Another point to consider is that cybersecurity is a specialized expertise that falls under the realm of IT. Some PSAPs don't employ an IT security expert with the experience to build a secure Emergency Service IP Network (ESInet); for these 9-1-1 centers, engaging with a third-party consultant would be a wise move.
The National Emergency Number Association (NENA) has been leading the charge toward a national, interoperable NG9-1-1 network for more than a decade. NENA drives the development and standardization of NG9-1-1, and it takes security very seriously. In fact the organization created NG-SEC (Security for Next Generation 9-1-1) to specifically address NG9-1-1 security. To get an idea of just how extensive its recommended security measures are, take a look at the NENA Security Audit Checklist. The 396-item list is nearly 100 pages long and is regularly updated to address new and future security issues. It's also probably the best and most thorough document to review if an organization is considering moving emergency response systems to NG9-1-1.
NG-SEC breaks the checklist down into 14 sections that address every possible security concern. Significant focus is given to authentication and password processes, which address the problem of human security compromise. The 59 steps ensure that password protection policies are established, enforced, logged, and regularly reviewed and updated. Other mandates include:
An essential component of data protection in the NG9-1-1 environment is keeping its networks totally separate from other IP networks. "NG9-1-1 IP-enabled networks should not completely mirror the peer-to-peer connectivity that the Internet provides," writes NENA, but "operate over IP with clearly defined redundancy and resiliency." This extends to wireless networks within a building: NG-SEC requires that Wi-Fi LANs be dedicated to the NG9-1-1 system and separate from other networks.

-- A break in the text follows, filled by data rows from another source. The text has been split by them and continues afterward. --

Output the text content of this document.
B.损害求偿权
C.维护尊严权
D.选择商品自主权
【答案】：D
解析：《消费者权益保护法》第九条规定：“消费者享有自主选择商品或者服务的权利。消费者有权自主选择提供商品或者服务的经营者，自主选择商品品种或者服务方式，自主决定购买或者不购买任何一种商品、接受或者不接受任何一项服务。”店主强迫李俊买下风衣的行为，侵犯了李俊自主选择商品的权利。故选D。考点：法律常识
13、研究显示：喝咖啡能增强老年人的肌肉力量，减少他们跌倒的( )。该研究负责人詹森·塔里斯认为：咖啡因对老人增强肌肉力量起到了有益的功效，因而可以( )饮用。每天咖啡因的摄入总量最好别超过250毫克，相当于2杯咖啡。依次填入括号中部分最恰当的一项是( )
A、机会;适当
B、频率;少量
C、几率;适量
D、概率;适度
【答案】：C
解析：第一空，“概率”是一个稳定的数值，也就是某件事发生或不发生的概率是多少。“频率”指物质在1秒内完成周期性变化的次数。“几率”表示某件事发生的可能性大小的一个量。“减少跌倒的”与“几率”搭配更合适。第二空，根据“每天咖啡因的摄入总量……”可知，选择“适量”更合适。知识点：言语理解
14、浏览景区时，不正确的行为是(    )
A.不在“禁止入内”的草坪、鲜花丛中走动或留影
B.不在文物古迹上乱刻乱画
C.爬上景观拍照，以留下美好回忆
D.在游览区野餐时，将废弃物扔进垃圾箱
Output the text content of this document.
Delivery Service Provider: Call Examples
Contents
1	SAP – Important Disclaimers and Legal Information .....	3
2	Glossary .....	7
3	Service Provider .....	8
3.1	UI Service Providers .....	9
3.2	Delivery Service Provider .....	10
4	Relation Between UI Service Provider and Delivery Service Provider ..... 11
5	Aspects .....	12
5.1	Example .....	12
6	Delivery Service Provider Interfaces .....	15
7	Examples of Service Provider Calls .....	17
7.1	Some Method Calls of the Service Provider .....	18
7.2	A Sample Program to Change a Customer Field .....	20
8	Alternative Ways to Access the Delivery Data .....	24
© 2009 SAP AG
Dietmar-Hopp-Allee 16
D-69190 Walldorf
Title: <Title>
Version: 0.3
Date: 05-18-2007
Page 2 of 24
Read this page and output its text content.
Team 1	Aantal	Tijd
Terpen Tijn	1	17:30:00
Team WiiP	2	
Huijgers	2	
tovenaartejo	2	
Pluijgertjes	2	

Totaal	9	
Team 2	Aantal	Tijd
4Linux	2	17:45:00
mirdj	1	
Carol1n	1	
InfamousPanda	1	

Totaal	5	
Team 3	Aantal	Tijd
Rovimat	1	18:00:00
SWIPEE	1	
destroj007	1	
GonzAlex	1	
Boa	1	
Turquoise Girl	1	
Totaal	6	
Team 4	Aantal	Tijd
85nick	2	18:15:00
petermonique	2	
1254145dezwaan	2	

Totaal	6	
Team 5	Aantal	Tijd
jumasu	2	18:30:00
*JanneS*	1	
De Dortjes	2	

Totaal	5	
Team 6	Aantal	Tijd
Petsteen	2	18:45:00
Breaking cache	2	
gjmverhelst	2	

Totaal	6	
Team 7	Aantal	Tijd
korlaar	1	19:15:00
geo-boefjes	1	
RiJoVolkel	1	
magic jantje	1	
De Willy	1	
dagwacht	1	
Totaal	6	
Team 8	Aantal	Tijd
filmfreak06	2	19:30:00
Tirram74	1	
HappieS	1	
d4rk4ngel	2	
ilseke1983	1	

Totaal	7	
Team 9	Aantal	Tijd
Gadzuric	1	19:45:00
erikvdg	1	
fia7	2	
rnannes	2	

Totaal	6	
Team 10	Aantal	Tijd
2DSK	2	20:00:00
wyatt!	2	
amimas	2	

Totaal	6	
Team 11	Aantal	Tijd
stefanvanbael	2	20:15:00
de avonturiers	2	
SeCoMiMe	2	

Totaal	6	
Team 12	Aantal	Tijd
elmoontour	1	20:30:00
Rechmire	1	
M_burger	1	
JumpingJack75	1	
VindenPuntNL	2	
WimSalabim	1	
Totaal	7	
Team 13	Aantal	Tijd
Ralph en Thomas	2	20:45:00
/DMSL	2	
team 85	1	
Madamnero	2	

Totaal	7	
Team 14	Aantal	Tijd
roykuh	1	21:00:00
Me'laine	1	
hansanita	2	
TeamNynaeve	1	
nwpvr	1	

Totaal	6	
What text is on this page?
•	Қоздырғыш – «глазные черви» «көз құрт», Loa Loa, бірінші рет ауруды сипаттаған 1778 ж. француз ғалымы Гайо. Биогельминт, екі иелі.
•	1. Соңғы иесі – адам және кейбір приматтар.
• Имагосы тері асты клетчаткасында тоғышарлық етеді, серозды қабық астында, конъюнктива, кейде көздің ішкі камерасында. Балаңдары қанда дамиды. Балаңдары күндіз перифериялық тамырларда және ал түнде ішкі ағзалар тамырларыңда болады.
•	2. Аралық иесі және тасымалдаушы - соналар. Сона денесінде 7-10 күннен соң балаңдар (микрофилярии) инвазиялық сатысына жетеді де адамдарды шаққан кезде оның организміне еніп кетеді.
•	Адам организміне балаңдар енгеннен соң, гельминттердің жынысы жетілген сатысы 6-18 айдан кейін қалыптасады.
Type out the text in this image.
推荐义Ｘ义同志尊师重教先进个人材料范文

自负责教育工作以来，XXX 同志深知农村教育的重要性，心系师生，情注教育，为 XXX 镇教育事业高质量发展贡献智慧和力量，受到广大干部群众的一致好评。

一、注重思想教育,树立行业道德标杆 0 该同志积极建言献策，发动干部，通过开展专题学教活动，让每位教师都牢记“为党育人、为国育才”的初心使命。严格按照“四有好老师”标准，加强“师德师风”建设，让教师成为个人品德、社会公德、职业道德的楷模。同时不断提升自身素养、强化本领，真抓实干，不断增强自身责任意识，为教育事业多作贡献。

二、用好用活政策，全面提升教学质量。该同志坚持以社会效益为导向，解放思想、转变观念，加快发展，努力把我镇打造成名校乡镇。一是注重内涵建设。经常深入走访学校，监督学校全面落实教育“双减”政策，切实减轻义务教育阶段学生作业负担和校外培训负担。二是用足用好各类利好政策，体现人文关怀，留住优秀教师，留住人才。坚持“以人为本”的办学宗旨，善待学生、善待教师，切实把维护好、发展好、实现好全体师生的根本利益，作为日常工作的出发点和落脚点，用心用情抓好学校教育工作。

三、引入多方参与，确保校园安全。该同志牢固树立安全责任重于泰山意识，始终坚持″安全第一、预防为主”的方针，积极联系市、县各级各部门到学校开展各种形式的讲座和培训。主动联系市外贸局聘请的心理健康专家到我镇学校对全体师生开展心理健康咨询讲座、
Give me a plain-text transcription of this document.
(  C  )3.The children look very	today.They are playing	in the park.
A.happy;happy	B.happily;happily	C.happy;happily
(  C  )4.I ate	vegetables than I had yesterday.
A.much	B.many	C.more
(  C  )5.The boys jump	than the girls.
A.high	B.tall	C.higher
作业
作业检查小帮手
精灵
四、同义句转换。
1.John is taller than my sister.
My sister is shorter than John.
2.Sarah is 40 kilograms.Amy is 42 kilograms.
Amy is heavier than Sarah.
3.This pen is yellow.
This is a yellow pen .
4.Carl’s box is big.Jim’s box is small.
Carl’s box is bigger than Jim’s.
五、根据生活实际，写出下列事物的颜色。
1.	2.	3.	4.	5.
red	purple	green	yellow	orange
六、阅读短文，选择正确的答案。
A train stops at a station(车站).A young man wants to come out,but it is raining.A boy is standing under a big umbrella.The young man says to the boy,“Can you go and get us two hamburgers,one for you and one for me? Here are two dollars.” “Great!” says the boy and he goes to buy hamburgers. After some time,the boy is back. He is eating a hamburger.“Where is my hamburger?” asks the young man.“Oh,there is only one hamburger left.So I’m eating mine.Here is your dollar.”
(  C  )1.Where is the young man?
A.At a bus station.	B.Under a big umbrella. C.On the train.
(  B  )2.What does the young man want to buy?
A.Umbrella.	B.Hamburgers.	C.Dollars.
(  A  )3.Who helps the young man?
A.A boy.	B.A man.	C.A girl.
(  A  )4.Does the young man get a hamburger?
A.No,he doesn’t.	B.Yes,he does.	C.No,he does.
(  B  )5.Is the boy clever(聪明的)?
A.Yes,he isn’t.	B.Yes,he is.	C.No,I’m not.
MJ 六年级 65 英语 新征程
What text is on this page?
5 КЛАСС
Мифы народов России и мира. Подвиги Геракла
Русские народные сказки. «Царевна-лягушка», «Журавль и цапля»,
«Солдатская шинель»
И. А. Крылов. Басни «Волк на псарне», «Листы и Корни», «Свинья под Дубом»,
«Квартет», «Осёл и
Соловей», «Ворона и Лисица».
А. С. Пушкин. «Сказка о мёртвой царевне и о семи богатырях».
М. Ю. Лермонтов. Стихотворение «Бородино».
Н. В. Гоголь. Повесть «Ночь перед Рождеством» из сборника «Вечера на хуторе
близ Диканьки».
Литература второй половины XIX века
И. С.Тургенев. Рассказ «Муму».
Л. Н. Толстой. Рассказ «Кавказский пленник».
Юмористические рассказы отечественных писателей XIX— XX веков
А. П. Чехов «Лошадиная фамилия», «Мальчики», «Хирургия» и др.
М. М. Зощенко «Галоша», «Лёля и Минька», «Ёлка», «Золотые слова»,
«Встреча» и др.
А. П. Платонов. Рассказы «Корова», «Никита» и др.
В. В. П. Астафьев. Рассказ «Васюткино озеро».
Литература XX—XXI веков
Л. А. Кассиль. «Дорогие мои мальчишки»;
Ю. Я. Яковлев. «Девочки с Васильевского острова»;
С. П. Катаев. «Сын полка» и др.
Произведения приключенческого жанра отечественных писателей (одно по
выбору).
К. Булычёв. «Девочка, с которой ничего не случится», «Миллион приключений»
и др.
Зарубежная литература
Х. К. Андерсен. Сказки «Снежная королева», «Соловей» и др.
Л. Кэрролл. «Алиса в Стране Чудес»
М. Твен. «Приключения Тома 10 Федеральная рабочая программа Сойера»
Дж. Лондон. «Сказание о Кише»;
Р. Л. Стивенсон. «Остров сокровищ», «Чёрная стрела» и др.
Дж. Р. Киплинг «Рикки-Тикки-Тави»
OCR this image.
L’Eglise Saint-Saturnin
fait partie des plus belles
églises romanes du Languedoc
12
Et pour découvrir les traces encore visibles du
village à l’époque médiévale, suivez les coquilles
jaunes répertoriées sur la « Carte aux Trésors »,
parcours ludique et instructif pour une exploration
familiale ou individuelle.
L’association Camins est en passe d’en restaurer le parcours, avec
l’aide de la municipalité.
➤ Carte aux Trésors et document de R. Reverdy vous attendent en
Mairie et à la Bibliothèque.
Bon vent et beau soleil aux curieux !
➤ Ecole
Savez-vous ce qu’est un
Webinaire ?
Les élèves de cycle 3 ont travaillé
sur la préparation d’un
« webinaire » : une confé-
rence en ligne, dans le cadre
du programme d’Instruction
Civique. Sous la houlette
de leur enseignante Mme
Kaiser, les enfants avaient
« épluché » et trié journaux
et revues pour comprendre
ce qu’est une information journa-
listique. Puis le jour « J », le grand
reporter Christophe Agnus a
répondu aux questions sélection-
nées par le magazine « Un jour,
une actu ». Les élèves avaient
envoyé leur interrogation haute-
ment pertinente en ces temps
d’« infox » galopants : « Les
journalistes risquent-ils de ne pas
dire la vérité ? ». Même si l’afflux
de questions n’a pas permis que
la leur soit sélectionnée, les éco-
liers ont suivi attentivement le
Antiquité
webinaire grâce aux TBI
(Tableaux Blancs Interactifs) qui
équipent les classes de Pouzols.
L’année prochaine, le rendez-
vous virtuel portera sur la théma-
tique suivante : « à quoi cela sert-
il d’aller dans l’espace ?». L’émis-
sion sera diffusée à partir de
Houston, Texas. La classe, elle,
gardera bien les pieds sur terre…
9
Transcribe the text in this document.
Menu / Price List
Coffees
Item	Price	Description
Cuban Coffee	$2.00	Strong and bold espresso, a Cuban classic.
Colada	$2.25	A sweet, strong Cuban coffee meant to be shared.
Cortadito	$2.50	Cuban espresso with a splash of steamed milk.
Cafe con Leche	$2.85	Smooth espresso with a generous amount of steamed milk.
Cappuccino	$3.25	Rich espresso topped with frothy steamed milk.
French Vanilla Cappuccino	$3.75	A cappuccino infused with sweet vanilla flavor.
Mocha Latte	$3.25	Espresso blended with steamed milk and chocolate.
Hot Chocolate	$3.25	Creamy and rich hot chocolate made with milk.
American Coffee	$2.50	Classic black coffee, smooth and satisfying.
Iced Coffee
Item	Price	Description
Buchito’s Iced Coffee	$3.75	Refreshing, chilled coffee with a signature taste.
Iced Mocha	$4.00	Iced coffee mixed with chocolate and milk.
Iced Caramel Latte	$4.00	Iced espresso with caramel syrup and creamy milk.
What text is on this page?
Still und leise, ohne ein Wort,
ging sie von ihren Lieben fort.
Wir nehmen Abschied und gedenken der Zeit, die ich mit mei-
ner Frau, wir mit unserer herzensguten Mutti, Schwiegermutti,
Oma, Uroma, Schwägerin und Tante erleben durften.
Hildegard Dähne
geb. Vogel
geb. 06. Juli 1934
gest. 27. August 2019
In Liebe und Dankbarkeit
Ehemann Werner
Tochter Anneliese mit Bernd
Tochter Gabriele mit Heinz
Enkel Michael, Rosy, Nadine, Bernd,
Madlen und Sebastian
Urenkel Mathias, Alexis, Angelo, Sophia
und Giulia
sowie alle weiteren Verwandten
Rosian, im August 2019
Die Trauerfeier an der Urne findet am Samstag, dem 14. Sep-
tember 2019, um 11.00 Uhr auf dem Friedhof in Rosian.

As any telecom engineer will attest, the lab and the wild are two very different environments. Following a checklist is important, but testing a system after it's built is even more important. Following an established framework for a security-readiness assessment is essential and includes vulnerability testing, VoIP-initiated denial-of-service attack modeling and system testing for penetrability and compromise by various other hacks. Again, if a PSAP doesn't have IT security expertise in-house, the services of a third-party NG9-1-1 security consultant are highly recommended.
Preparing operators for the future of emergency response is a level of security in and of itself, as the reliability of the system doesn't end in the ESInet but in the operator's chair. Operators at PSAPs will have much more information at their fingertips, and contact might be in the form of a text message rather than a phone call. Beyond NG9-1-1 platforms from companies like Motorola and Synergem, the NG9-1-1 evolution will require training. Most solution providers can supply it, but NENA's Education Program is probably the best bet: it provides more than two dozen industry-best offerings that span the width and breadth of 9-1-1 technology and PSAP operations topics.
Whenever public interest, private business and global connectivity intersect, solutions that seem simple at first glance become complex. Next-generation emergency services are especially complex because the security and reliability of the system are the definition of "mission critical." Creating an interoperable network that functions the same way in Andover, Massachusetts, as it does in Chico, California, is not an easy task, but it's under way. No matter who the providers, partners and PSAPs are in each unique situation, security must be a foundational pillar of the NG9-1-1 solution.